/news/coronavirus

Mesures extrêmes pour enfants fragiles

TVA Nouvelles

La Maison André-Gratton du Phare Enfants et Familles, dans le quartier Rosemont à Montréal est devenue une véritable forteresse en temps de pandémie de la COVID-19. 

La maison de soins palliatifs pédiatriques a mis tout en oeuvre afin d’éviter les risques de contagion.

«On est une zone froide, donc pas d'enfants avec des cas de COVID. Tous les employés, tout le personnel, les bénévoles qui présentent des signes, des symptômes, sont immédiatement dirigés vers une clinique de dépistage. Les employés sont payés pour aller se faire dépister.» souligne Adam Mongodin , directeur adjoint du Phare Enfants et Familles.

L’établissement veut éviter à tout prix que les enfants très fragiles soient infectés par le virus. Ces derniers viennent de partout au Québec pour un séjour de quelques jours afin de donner du répit à leurs parents. Contrairement aux adultes, ils peuvent recevoir des soins palliatifs pendant des années. Le Phare veut aussi protéger les familles qui accompagnent un enfant dans la mort. Huit y sont décédés durant la dernière année. 

La vie doit continuer à la Maison André-Gratton, même si la pandémie provoque plusieurs bouleversements. 

«On a des enfants qui sont très, très vulnérables au plan respiratoire; d'autres enfants au plan neurologique.

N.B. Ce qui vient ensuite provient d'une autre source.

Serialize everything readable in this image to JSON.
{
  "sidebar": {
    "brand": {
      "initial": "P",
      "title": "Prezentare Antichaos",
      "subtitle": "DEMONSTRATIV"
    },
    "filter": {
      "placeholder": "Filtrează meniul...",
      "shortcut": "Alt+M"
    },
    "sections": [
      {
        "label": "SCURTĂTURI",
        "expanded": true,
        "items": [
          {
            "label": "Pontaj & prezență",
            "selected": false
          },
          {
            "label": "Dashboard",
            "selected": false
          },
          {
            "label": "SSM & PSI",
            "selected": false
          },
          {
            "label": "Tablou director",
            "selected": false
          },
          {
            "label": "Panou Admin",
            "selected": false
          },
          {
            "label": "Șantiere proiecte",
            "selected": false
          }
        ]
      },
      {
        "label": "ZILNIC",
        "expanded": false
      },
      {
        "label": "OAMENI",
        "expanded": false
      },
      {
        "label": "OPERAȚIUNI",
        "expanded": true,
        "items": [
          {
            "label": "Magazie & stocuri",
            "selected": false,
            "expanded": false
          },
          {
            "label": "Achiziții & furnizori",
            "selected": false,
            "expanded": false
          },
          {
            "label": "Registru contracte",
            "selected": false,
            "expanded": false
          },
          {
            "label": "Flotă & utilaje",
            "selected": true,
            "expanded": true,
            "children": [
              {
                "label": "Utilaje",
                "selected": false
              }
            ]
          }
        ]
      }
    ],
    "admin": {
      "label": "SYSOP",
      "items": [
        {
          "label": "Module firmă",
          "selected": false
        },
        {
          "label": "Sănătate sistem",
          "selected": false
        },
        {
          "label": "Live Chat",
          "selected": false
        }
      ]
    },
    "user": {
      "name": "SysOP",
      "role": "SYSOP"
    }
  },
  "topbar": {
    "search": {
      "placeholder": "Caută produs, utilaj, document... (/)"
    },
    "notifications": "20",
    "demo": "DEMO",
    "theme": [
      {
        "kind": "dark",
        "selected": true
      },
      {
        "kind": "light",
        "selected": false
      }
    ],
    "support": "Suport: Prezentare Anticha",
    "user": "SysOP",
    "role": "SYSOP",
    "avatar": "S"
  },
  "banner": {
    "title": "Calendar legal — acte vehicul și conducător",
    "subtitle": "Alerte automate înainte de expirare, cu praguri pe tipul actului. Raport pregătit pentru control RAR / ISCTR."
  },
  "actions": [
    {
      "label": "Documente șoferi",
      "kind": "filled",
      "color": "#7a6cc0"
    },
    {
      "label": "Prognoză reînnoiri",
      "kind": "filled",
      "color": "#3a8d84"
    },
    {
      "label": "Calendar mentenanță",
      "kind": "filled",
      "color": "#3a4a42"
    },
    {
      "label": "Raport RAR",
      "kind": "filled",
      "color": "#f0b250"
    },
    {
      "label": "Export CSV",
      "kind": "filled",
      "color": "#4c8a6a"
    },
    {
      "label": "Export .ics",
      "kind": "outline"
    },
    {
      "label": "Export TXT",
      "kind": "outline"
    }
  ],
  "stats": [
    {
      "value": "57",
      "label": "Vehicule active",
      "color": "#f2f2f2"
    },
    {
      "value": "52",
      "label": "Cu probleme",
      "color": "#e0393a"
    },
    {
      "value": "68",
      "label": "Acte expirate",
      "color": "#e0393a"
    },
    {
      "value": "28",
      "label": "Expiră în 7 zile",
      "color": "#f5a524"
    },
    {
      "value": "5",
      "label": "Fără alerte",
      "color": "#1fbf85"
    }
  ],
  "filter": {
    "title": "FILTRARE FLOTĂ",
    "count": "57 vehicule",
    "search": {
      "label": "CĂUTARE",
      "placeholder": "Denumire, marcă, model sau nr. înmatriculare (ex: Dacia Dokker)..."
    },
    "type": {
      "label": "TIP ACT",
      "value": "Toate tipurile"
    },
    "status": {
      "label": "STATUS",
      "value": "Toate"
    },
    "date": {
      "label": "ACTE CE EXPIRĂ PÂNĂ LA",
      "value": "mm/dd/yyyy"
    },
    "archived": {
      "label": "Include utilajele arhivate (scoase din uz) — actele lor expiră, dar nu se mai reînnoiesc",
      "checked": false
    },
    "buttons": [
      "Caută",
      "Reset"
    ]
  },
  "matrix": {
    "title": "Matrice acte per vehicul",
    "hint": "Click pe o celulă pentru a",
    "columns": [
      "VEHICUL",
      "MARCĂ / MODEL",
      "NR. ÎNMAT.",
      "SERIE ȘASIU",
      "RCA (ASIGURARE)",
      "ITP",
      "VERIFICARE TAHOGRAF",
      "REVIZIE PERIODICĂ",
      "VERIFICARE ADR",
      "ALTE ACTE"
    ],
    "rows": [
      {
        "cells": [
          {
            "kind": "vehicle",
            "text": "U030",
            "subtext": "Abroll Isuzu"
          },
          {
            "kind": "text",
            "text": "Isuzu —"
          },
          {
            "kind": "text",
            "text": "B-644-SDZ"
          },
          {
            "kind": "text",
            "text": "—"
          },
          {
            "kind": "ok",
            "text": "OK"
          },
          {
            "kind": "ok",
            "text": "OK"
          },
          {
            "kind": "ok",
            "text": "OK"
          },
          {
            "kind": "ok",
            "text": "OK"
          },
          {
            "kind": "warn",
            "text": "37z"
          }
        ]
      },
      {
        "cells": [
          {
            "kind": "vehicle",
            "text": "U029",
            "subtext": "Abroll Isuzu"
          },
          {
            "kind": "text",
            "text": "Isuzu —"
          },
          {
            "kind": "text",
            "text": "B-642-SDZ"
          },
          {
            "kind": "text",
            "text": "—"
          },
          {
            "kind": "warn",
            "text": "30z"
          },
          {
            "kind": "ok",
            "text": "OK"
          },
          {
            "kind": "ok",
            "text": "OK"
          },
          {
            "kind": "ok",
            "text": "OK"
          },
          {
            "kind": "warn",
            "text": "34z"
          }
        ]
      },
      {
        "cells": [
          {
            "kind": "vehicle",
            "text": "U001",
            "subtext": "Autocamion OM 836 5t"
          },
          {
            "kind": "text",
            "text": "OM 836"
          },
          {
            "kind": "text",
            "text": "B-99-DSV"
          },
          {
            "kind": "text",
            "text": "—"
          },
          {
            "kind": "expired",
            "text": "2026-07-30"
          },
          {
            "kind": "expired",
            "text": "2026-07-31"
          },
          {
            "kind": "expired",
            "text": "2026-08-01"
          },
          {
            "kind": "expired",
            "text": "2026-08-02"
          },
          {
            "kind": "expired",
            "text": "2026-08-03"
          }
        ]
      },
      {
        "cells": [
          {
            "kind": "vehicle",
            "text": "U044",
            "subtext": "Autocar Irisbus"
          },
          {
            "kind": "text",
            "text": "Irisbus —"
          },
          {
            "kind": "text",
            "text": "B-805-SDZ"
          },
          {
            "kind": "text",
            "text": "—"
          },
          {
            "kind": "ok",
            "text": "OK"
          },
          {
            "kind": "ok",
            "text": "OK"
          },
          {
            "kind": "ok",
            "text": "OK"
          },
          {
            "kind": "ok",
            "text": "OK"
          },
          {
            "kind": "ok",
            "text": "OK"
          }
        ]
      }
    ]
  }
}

Mais peu importe, une atteinte respiratoire importante pour eux pourrait avoir des répercussions catastrophiques.» affirme l’infirmière Ariane Parent-Lemay.

Depuis sa création en 2007, la maison a reçu près de 900 familles. Sept médecins et une vingtaine d'infirmières se relaient au chevet des patients. 

Ce qui est difficile depuis le début de la pandémie, c'est d'assurer le financement du Phare Enfants et Familles. La moitié du budget de 5 millions de dollars provient de dons du public. Ils ont donc décidé de lancer une campagne de financement sur le Web.